Remilitarización policial

Remilitarización policial

Editorial diario Tiempo
Entre los resultados de la evaluación del equipo ministerial, sobresale el retorno del secretario de Seguridad, Arturo Corrales, a los fueros de Relaciones Exteriores, supuestamente como premio por haber sido el mejor calificado del conjunto sometido a esa especial revisión anual sobre eficiencia gubernativa.
Sin embargo, la lógica del buen desempeño no coincide, en este caso, con dicho traslado, y, por el contrario, pone de relieve el propósito fundamental —¿o fundamentalista?— de retrotraer el control policial a la férula militar, ahondando dos cuestiones básicas: la militarización y la politización del principal ente estadal de la seguridad nacional interna.
Podría pensarse, al ver los árboles pero no el bosque, que esa decisión trascendental del Ejecutivo es apenas una reacción —tal vez visceral— al fracaso de “constitucionalizar” la Policía Militar del Orden Público (PMOP), toda vez que no dio fruto el “golpe de timón” a que se refiere con liviandad el capcioso ministro Corrales.
Si ampliamos el horizonte, la perspectiva nos ofrece un panorama muy distinto, de consecuencias muy graves, tremendas para la siempre precaria democracia hondureña, de las que sobresalen la profundización en la aplicación de la doctrina de la seguridad del Estado, en su peor variante de terrorismo institucional, y el desmantelamiento formal de la estructura policial propiamente dicha.
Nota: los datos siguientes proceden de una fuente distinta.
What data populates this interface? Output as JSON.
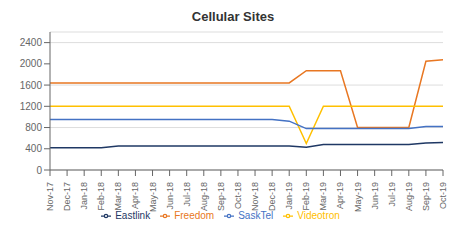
{
  "chart_data": {
    "type": "line",
    "title": "Cellular Sites",
    "categories": [
      "Nov-17",
      "Dec-17",
      "Jan-18",
      "Feb-18",
      "Mar-18",
      "Apr-18",
      "May-18",
      "Jun-18",
      "Jul-18",
      "Aug-18",
      "Sep-18",
      "Oct-18",
      "Nov-18",
      "Dec-18",
      "Jan-19",
      "Feb-19",
      "Mar-19",
      "Apr-19",
      "May-19",
      "Jun-19",
      "Jul-19",
      "Aug-19",
      "Sep-19",
      "Oct-19"
    ],
    "series": [
      {
        "name": "Freedom",
        "color": "#E87722",
        "values": [
          1640,
          1640,
          1640,
          1640,
          1640,
          1640,
          1640,
          1640,
          1640,
          1640,
          1640,
          1640,
          1640,
          1640,
          1640,
          1870,
          1870,
          1870,
          800,
          800,
          800,
          800,
          2050,
          2075
        ]
      },
      {
        "name": "Videotron",
        "color": "#FFC000",
        "values": [
          1200,
          1200,
          1200,
          1200,
          1200,
          1200,
          1200,
          1200,
          1200,
          1200,
          1200,
          1200,
          1200,
          1200,
          1200,
          500,
          1200,
          1200,
          1200,
          1200,
          1200,
          1200,
          1200,
          1200
        ]
      },
      {
        "name": "SaskTel",
        "color": "#4472C4",
        "values": [
          950,
          950,
          950,
          950,
          950,
          950,
          950,
          950,
          950,
          950,
          950,
          950,
          950,
          950,
          920,
          780,
          780,
          780,
          780,
          780,
          780,
          780,
          820,
          820
        ]
      },
      {
        "name": "Eastlink",
        "color": "#1F3864",
        "values": [
          420,
          420,
          420,
          420,
          450,
          450,
          450,
          450,
          450,
          450,
          450,
          450,
          450,
          450,
          450,
          430,
          480,
          480,
          480,
          480,
          480,
          480,
          510,
          520
        ]
      }
    ],
    "ylim": [
      0,
      2600
    ],
    "yticks": [
      0,
      400,
      800,
      1200,
      1600,
      2000,
      2400
    ],
    "grid": true,
    "legend": "bottom"
  }
}
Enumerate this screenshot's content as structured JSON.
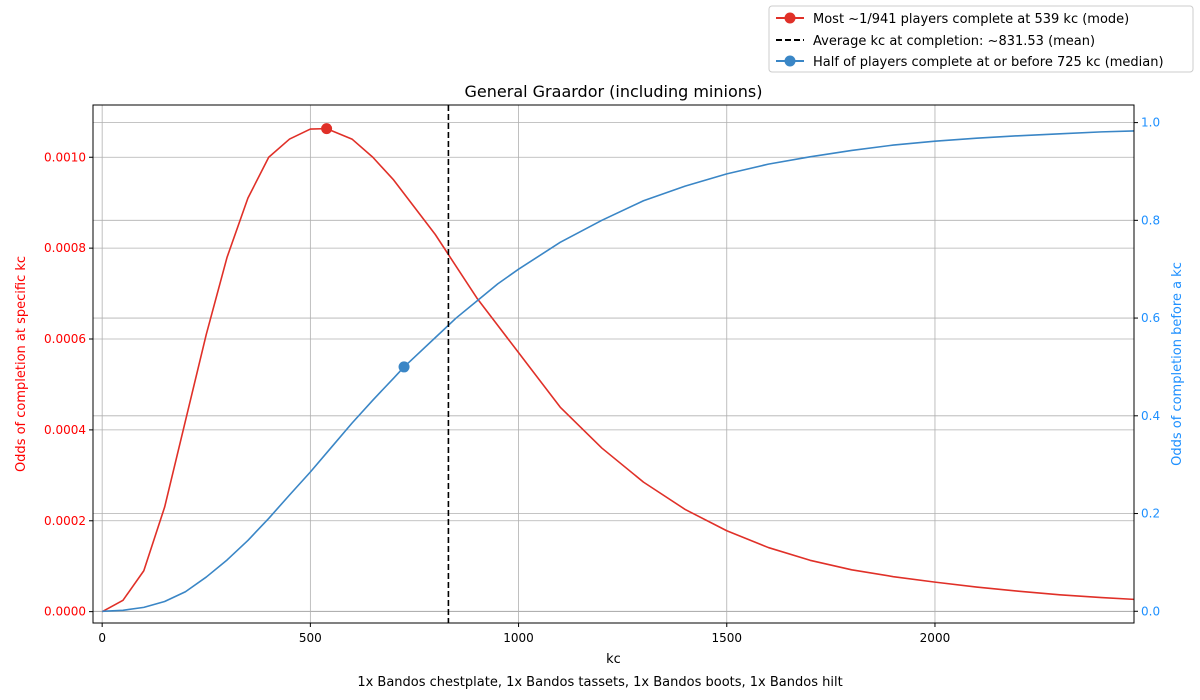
{
  "chart_data": {
    "type": "line",
    "title": "General Graardor (including minions)",
    "xlabel": "kc",
    "ylabel_left": "Odds of completion at specific kc",
    "ylabel_right": "Odds of completion before a kc",
    "caption": "1x Bandos chestplate, 1x Bandos tassets, 1x Bandos boots, 1x Bandos hilt",
    "xlim": [
      -22,
      2478
    ],
    "ylim_left": [
      -2.5e-05,
      0.001115
    ],
    "ylim_right": [
      -0.024,
      1.036
    ],
    "x_ticks": [
      0,
      500,
      1000,
      1500,
      2000
    ],
    "x_tick_labels": [
      "0",
      "500",
      "1000",
      "1500",
      "2000"
    ],
    "y_left_ticks": [
      0,
      0.0002,
      0.0004,
      0.0006,
      0.0008,
      0.001
    ],
    "y_left_tick_labels": [
      "0.0000",
      "0.0002",
      "0.0004",
      "0.0006",
      "0.0008",
      "0.0010"
    ],
    "y_right_ticks": [
      0,
      0.2,
      0.4,
      0.6,
      0.8,
      1.0
    ],
    "y_right_tick_labels": [
      "0.0",
      "0.2",
      "0.4",
      "0.6",
      "0.8",
      "1.0"
    ],
    "grid": true,
    "legend_position": "top-right, outside plot",
    "legend": [
      {
        "label": "Most ~1/941 players complete at 539 kc (mode)",
        "kind": "line-marker",
        "color": "#e03028"
      },
      {
        "label": "Average kc at completion: ~831.53 (mean)",
        "kind": "dashed",
        "color": "#000000"
      },
      {
        "label": "Half of players complete at or before 725 kc (median)",
        "kind": "line-marker",
        "color": "#3a86c6"
      }
    ],
    "series": [
      {
        "axis": "left",
        "color": "#e03028",
        "x": [
          0,
          50,
          100,
          150,
          200,
          250,
          300,
          350,
          400,
          450,
          500,
          539,
          600,
          650,
          700,
          750,
          800,
          850,
          900,
          950,
          1000,
          1100,
          1200,
          1300,
          1400,
          1500,
          1600,
          1700,
          1800,
          1900,
          2000,
          2100,
          2200,
          2300,
          2400,
          2478
        ],
        "y": [
          0,
          2.5e-05,
          9e-05,
          0.00023,
          0.00042,
          0.00061,
          0.00078,
          0.00091,
          0.001,
          0.00104,
          0.001062,
          0.001063,
          0.00104,
          0.001,
          0.00095,
          0.00089,
          0.00083,
          0.00076,
          0.00069,
          0.00063,
          0.00057,
          0.00045,
          0.00036,
          0.000285,
          0.000225,
          0.000178,
          0.000141,
          0.000113,
          9.2e-05,
          7.7e-05,
          6.5e-05,
          5.4e-05,
          4.5e-05,
          3.7e-05,
          3.1e-05,
          2.7e-05
        ]
      },
      {
        "axis": "right",
        "color": "#3a86c6",
        "x": [
          0,
          50,
          100,
          150,
          200,
          250,
          300,
          350,
          400,
          450,
          500,
          550,
          600,
          650,
          700,
          725,
          750,
          800,
          850,
          900,
          950,
          1000,
          1100,
          1200,
          1300,
          1400,
          1500,
          1600,
          1700,
          1800,
          1900,
          2000,
          2100,
          2200,
          2300,
          2400,
          2478
        ],
        "y": [
          0,
          0.002,
          0.008,
          0.02,
          0.04,
          0.07,
          0.105,
          0.145,
          0.19,
          0.238,
          0.285,
          0.335,
          0.385,
          0.432,
          0.477,
          0.5,
          0.52,
          0.56,
          0.6,
          0.635,
          0.67,
          0.7,
          0.755,
          0.8,
          0.84,
          0.87,
          0.895,
          0.915,
          0.93,
          0.943,
          0.954,
          0.962,
          0.968,
          0.973,
          0.977,
          0.981,
          0.983
        ]
      }
    ],
    "markers": [
      {
        "name": "mode",
        "x": 539,
        "y": 0.001063,
        "axis": "left",
        "color": "#e03028"
      },
      {
        "name": "median",
        "x": 725,
        "y": 0.5,
        "axis": "right",
        "color": "#3a86c6"
      }
    ],
    "vline": {
      "name": "mean",
      "x": 831.53,
      "color": "#000000",
      "style": "dashed"
    },
    "colors": {
      "left_axis": "#ff0000",
      "right_axis": "#1e90ff",
      "grid": "#b0b0b0"
    }
  }
}
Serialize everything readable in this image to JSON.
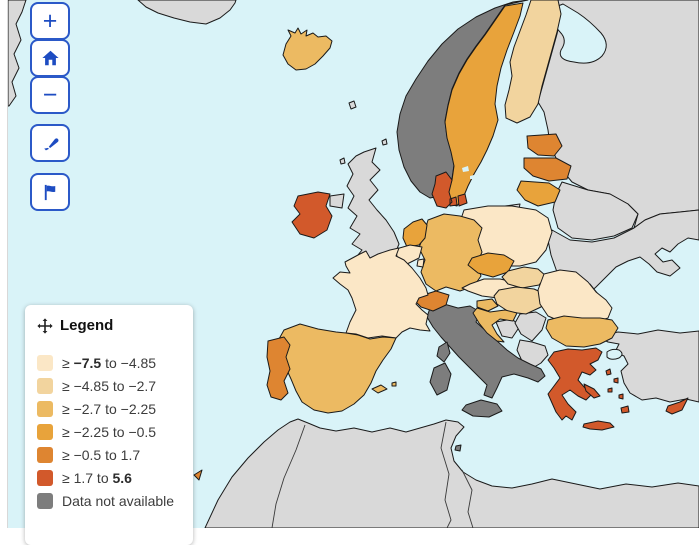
{
  "map_controls": {
    "zoom_in_label": "+",
    "zoom_out_label": "−"
  },
  "legend": {
    "title": "Legend",
    "items": [
      {
        "color_key": "c1",
        "parts": [
          {
            "t": "≥ "
          },
          {
            "t": "−7.5",
            "b": true
          },
          {
            "t": " to −4.85"
          }
        ]
      },
      {
        "color_key": "c2",
        "parts": [
          {
            "t": "≥ −4.85 to −2.7"
          }
        ]
      },
      {
        "color_key": "c3",
        "parts": [
          {
            "t": "≥ −2.7 to −2.25"
          }
        ]
      },
      {
        "color_key": "c4",
        "parts": [
          {
            "t": "≥ −2.25 to −0.5"
          }
        ]
      },
      {
        "color_key": "c5",
        "parts": [
          {
            "t": "≥ −0.5 to 1.7"
          }
        ]
      },
      {
        "color_key": "c6",
        "parts": [
          {
            "t": "≥ 1.7 to "
          },
          {
            "t": "5.6",
            "b": true
          }
        ]
      },
      {
        "color_key": "no_data",
        "parts": [
          {
            "t": "Data not available"
          }
        ]
      }
    ]
  },
  "map": {
    "class_colors": {
      "c1": "#fbe7c6",
      "c2": "#f2d49e",
      "c3": "#ecba62",
      "c4": "#e8a33b",
      "c5": "#de8531",
      "c6": "#d2592b",
      "no_data": "#7d7d7d",
      "non_eu": "#d9d9d9",
      "sea": "#d9f3f8"
    },
    "countries": {
      "greenland": "non_eu",
      "west-edge-land": "non_eu",
      "russia": "non_eu",
      "belarus": "non_eu",
      "ukraine": "non_eu",
      "moldova": "non_eu",
      "turkey": "non_eu",
      "bosnia": "non_eu",
      "serbia": "non_eu",
      "albania-macedonia": "non_eu",
      "north-africa": "non_eu",
      "united-kingdom": "non_eu",
      "faroe": "non_eu",
      "kaliningrad": "non_eu",
      "norway": "no_data",
      "italy": "no_data",
      "corsica": "no_data",
      "malta": "no_data",
      "iceland": "c3",
      "sweden": "c4",
      "finland": "c2",
      "estonia": "c5",
      "latvia": "c5",
      "lithuania": "c4",
      "denmark": "c6",
      "poland": "c1",
      "germany": "c3",
      "netherlands": "c4",
      "belgium": "c1",
      "luxembourg": "c1",
      "czechia": "c4",
      "austria": "c1",
      "slovakia": "c2",
      "hungary": "c2",
      "switzerland": "c5",
      "slovenia": "c3",
      "croatia": "c3",
      "france": "c1",
      "spain": "c3",
      "balearics": "c3",
      "portugal": "c5",
      "madeira": "c5",
      "ireland": "c6",
      "romania": "c1",
      "bulgaria": "c3",
      "greece": "c6",
      "greek-islands": "c6",
      "cyprus": "c6"
    }
  }
}
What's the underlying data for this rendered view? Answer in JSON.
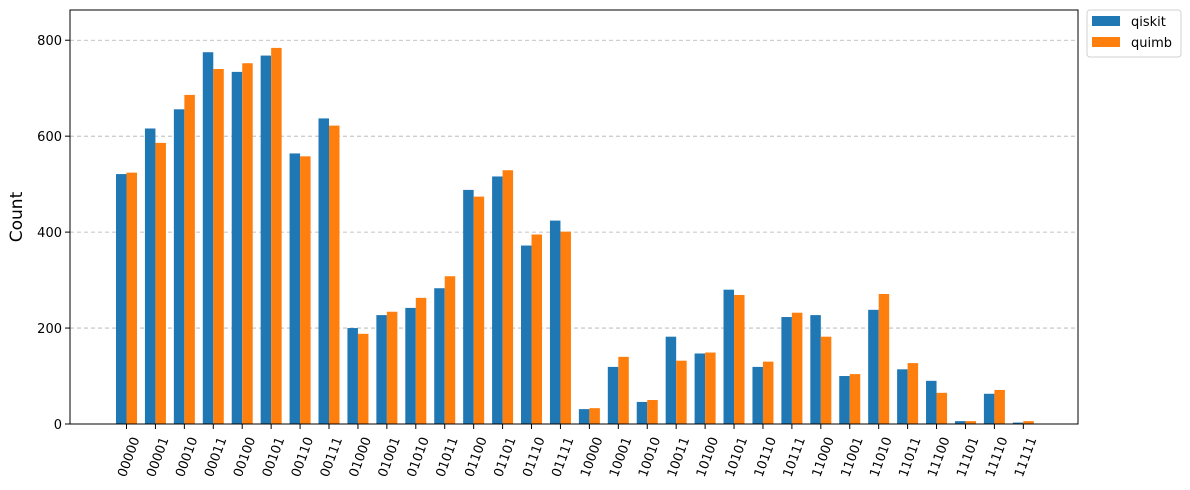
{
  "chart_data": {
    "type": "bar",
    "xlabel": "",
    "ylabel": "Count",
    "ylim": [
      0,
      863
    ],
    "yticks": [
      0,
      200,
      400,
      600,
      800
    ],
    "grid": "horizontal dashed",
    "legend_position": "top-right outside",
    "categories": [
      "00000",
      "00001",
      "00010",
      "00011",
      "00100",
      "00101",
      "00110",
      "00111",
      "01000",
      "01001",
      "01010",
      "01011",
      "01100",
      "01101",
      "01110",
      "01111",
      "10000",
      "10001",
      "10010",
      "10011",
      "10100",
      "10101",
      "10110",
      "10111",
      "11000",
      "11001",
      "11010",
      "11011",
      "11100",
      "11101",
      "11110",
      "11111"
    ],
    "series": [
      {
        "name": "qiskit",
        "color": "#1f77b4",
        "values": [
          521,
          616,
          656,
          775,
          734,
          768,
          564,
          637,
          200,
          227,
          242,
          283,
          488,
          516,
          372,
          424,
          31,
          119,
          46,
          182,
          147,
          280,
          119,
          223,
          227,
          100,
          238,
          114,
          90,
          6,
          63,
          3
        ]
      },
      {
        "name": "quimb",
        "color": "#ff7f0e",
        "values": [
          524,
          586,
          686,
          740,
          752,
          784,
          558,
          622,
          188,
          234,
          263,
          308,
          474,
          529,
          395,
          401,
          33,
          140,
          50,
          132,
          149,
          269,
          130,
          232,
          182,
          104,
          271,
          127,
          65,
          6,
          71,
          6
        ]
      }
    ]
  }
}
Esta maniobra política, por dondequiera que se la vea con atención e interés ciudadano, sugiere una vinculación estrecha con el proyecto continuista, edulcorado con el juego de la reelección presidencial, y que apunta, en sus objetivos prioritarios, a la represión de próximas movilizaciones sociales orientadas a la formación de un posible Frente Amplio Constitucionalista, con perspectiva de alternancia política.
Esto se ve a larga vista, pero también microscópicamente, con solo recapacitar que, en el transcurso de los últimos 35 años de la vigencia formal de gobiernos democráticos en Honduras, con una Policía Nacional liberada de dominio militar, por primera vez un militar activo es nombrado secretario de Estado en los Despachos de la Seguridad Pública, y, por lo tanto, dependiente de la jerarquía militar, vale decir el Estado Mayor Conjunto.
En los médanos de la seguridad del Estado —militar y policial— ninguno de los cargos y movimientos jerárquicos es improvisado, y, mucho menos, inocente. Obedece a principios estructurales de integridad orgánica, verticalidad, prevención y continuidad. De allí la necesidad de asepsia política-partidista y la caracterización estructural que permiten la apoliticidad y la legitimidad de las Fuerzas Armadas y de la Policía Nacional, cada cual en su rol institucional.
A lo largo de las casi cuatro décadas indicadas, los secretarios de Seguridad Pública han sido civiles, algunos de ellos militares en situación de retiro, pero, legalmente y de hecho civiles. Ahora se da la contradicción, nada ingenua, de que un general de Ejército es el jefe superior de un comisionado general de Policía, y, por lo tanto, supeditado a un mando militar en acto.
Eso indica, a su vez, que la institución policial ha quedado desarticulada, que la Academia Nacional de Policía pierde su razón de ser, que es precisamente la de formar cuadros profesionales y oficialidad especializada, indispensable para la existencia del organismo encargado de la seguridad interna, independientemente de los nexos interinstitucionales que deba tener con la entidad militar.
Pero esto no es todo, por supuesto. Hay que tener en cuenta que, al final, los recursos económicos y de equipamiento están ahora controlados directamente por el Ejecutivo, como es fácil advertirlo respecto al desarrollo de la PMOP y su funcionamiento político, así como la preterición de la Policía Nacional.
Pero así son ahora las veredas de Honduras, que, definitivamente, no llevan a Roma.